Plasmonically assisted channels of photoemission from metals

Dino Novko, Vito Despoja, Marcel Reutzel, Andi Li, Hrvoje Petek, and Branko Gumhalter, Physical Review B 103, 205401 (2021).

DOI: 10.1103/PhysRevB.103.205401

Photoemission spectroscopy is an experimental method based on photoelectric effect. Its first quantum mechanical one-electron description was given by Einstein: absorption of a photon (quantum of applied radiation) by an electron excites it from the initial level to another level with energy higher by the photon energy. This linear relationship (scaling) between the energies of absorbed photons and photoemitted electrons has been used to interpret innumerous investigations  of the electronic structure of matter. 

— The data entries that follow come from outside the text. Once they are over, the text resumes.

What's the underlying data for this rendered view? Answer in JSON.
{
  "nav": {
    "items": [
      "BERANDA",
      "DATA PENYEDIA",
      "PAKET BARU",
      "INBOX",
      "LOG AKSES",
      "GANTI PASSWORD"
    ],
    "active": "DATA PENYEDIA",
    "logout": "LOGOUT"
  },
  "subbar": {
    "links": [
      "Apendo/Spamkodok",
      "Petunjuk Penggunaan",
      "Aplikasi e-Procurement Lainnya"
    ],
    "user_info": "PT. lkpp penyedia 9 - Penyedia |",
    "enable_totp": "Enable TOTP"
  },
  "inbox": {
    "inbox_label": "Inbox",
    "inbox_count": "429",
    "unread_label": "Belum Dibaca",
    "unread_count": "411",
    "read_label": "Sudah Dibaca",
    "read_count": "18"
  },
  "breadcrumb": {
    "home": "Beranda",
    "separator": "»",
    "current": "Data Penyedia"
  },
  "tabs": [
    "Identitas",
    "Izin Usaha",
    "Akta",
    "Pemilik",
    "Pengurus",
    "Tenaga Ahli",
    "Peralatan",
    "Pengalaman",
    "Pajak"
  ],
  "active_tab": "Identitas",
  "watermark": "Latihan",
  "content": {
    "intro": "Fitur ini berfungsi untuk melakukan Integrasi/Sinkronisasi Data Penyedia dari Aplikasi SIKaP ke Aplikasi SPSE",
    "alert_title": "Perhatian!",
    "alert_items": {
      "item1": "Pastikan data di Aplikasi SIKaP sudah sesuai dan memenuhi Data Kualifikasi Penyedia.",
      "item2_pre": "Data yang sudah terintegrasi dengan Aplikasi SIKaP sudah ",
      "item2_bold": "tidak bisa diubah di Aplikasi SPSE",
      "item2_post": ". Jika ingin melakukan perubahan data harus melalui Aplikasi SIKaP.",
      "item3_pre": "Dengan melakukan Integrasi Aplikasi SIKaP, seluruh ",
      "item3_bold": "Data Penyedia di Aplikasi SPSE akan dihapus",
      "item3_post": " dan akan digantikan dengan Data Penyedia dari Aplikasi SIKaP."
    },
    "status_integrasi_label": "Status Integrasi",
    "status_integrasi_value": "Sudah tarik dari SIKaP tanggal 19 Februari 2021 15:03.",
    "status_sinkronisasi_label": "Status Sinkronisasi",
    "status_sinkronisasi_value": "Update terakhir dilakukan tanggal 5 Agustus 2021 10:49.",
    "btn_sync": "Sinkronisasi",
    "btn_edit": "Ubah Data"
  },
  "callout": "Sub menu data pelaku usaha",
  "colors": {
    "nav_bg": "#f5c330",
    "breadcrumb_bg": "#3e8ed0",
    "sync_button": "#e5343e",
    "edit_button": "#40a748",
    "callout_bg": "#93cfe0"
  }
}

In many-electron systems like metals the electron interactions with quantized oscillations of electronic density (weakly dispersive plasmons) are strong. Here the primary electron photoexcitation may be accompanied by secondary processes involving plasmons so that the final photoelectron spectrum may encompass inelastic contributions disobeying Einstein’s scaling in photoelectron spectra.  In our recent studies of two-photon photoemission from silver we have discovered that the energies of certain spectral lines do not scale with the applied photon energy but rather stay pinned at multiples of plasmon energy above the Fermi level. This effect of monochromatized electron emission in optical energy conversion is highly nontrivial and here we interpret it in terms of plasmonically assisted channels of photoemission. The presented theory is based on a scenario in which real plasmons excited in secondary processes act as excitation field for emitting electrons from the Fermi level at multiples of plasmon energy.  Results of our calculations combining this scenario and silver electronic structure are in accord with experiments. This introduces new paradigm of “non-Einsteinian” plasmonically assisted channels of photoemission for interpretation of peculiarities in linear and nonlinear photoemission spectra of silver.

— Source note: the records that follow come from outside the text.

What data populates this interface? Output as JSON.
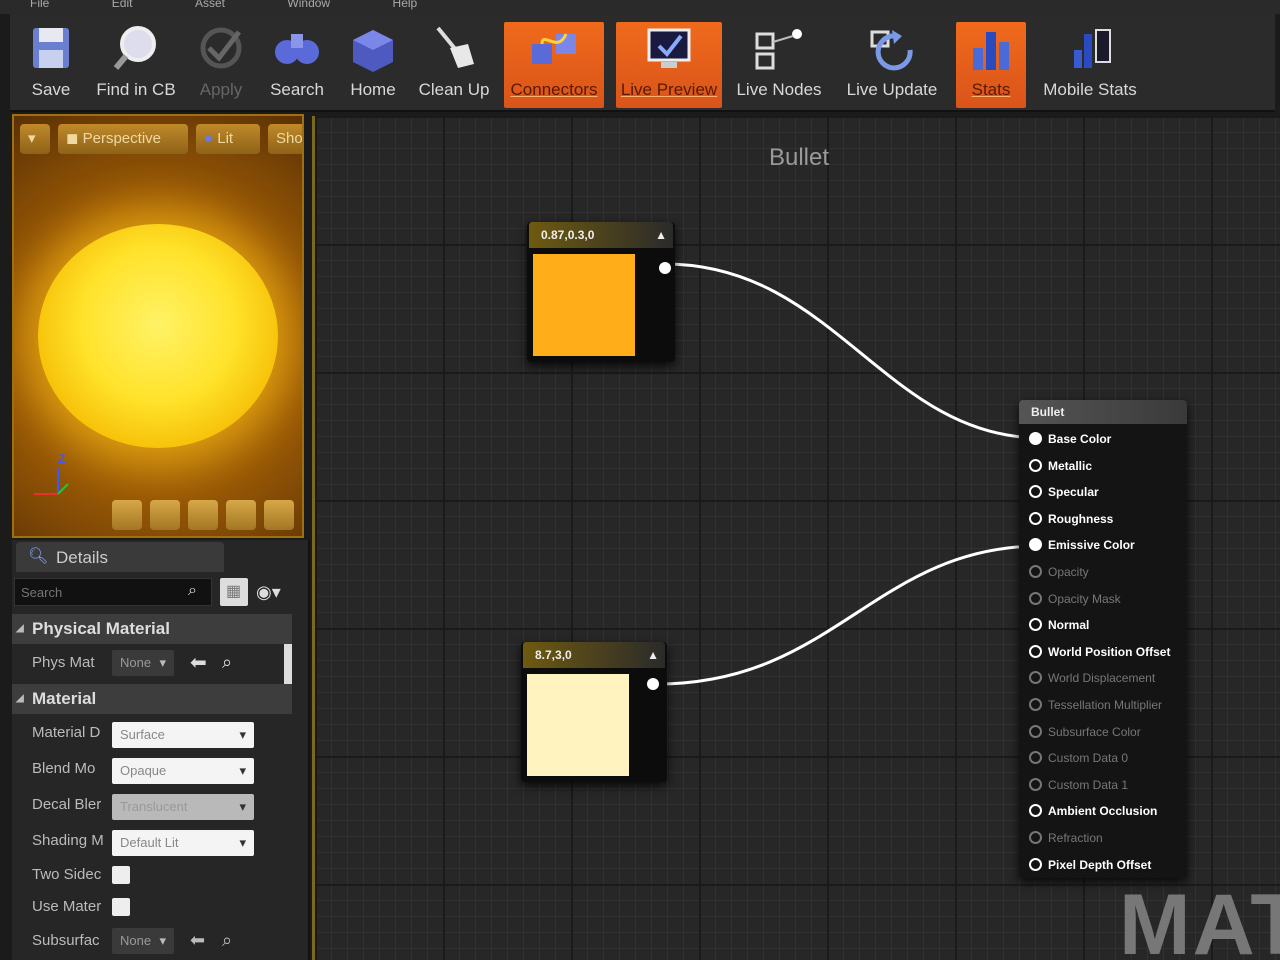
{
  "menu": [
    "File",
    "Edit",
    "Asset",
    "Window",
    "Help"
  ],
  "toolbar": {
    "save": "Save",
    "find_in_cb": "Find in CB",
    "apply": "Apply",
    "search": "Search",
    "home": "Home",
    "clean_up": "Clean Up",
    "connectors": "Connectors",
    "live_preview": "Live Preview",
    "live_nodes": "Live Nodes",
    "live_update": "Live Update",
    "stats": "Stats",
    "mobile_stats": "Mobile Stats"
  },
  "viewport": {
    "perspective": "Perspective",
    "lit": "Lit",
    "show": "Sho",
    "axis_z": "Z"
  },
  "details": {
    "tab": "Details",
    "search_placeholder": "Search",
    "physical_material": "Physical Material",
    "phys_mat_label": "Phys Mat",
    "phys_mat_value": "None",
    "material": "Material",
    "material_domain_label": "Material D",
    "material_domain_value": "Surface",
    "blend_mode_label": "Blend Mo",
    "blend_mode_value": "Opaque",
    "decal_blend_label": "Decal Bler",
    "decal_blend_value": "Translucent",
    "shading_model_label": "Shading M",
    "shading_model_value": "Default Lit",
    "two_sided_label": "Two Sidec",
    "use_material_label": "Use Mater",
    "subsurface_label": "Subsurfac",
    "subsurface_value": "None"
  },
  "graph": {
    "title": "Bullet",
    "watermark": "MATI",
    "const1": {
      "label": "0.87,0.3,0",
      "color": "#ffae1a"
    },
    "const2": {
      "label": "8.7,3,0",
      "color": "#fff3c0"
    },
    "material_node": {
      "title": "Bullet",
      "pins": [
        {
          "label": "Base Color",
          "state": "connected"
        },
        {
          "label": "Metallic",
          "state": "active"
        },
        {
          "label": "Specular",
          "state": "active"
        },
        {
          "label": "Roughness",
          "state": "active"
        },
        {
          "label": "Emissive Color",
          "state": "connected"
        },
        {
          "label": "Opacity",
          "state": "disabled"
        },
        {
          "label": "Opacity Mask",
          "state": "disabled"
        },
        {
          "label": "Normal",
          "state": "active"
        },
        {
          "label": "World Position Offset",
          "state": "active"
        },
        {
          "label": "World Displacement",
          "state": "disabled"
        },
        {
          "label": "Tessellation Multiplier",
          "state": "disabled"
        },
        {
          "label": "Subsurface Color",
          "state": "disabled"
        },
        {
          "label": "Custom Data 0",
          "state": "disabled"
        },
        {
          "label": "Custom Data 1",
          "state": "disabled"
        },
        {
          "label": "Ambient Occlusion",
          "state": "active"
        },
        {
          "label": "Refraction",
          "state": "disabled"
        },
        {
          "label": "Pixel Depth Offset",
          "state": "active"
        }
      ]
    }
  },
  "colors": {
    "accent": "#e8601c",
    "sphere": "#ffe22a"
  }
}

Left: Plasmonic photoemission by "photon - eh pair - plasmon - eh pair" excitation process. Right: The band structure of Ag(110) and plasmon mediated photoexcitation probabilities.

Left: Plasmonic photoemission by “photon – eh pair – plasmon – eh pair” excitation process. Right: The band structure of Ag(110) and plasmon mediated photoexcitation probabilities.

Since our measurements and concomitant theoretical interpretations of “non-Einsteinian” photoemission have been restricted to silver, a question arises if this is a specificity of the investigated system or a more general phenomenon.   This provides stimulus for future research.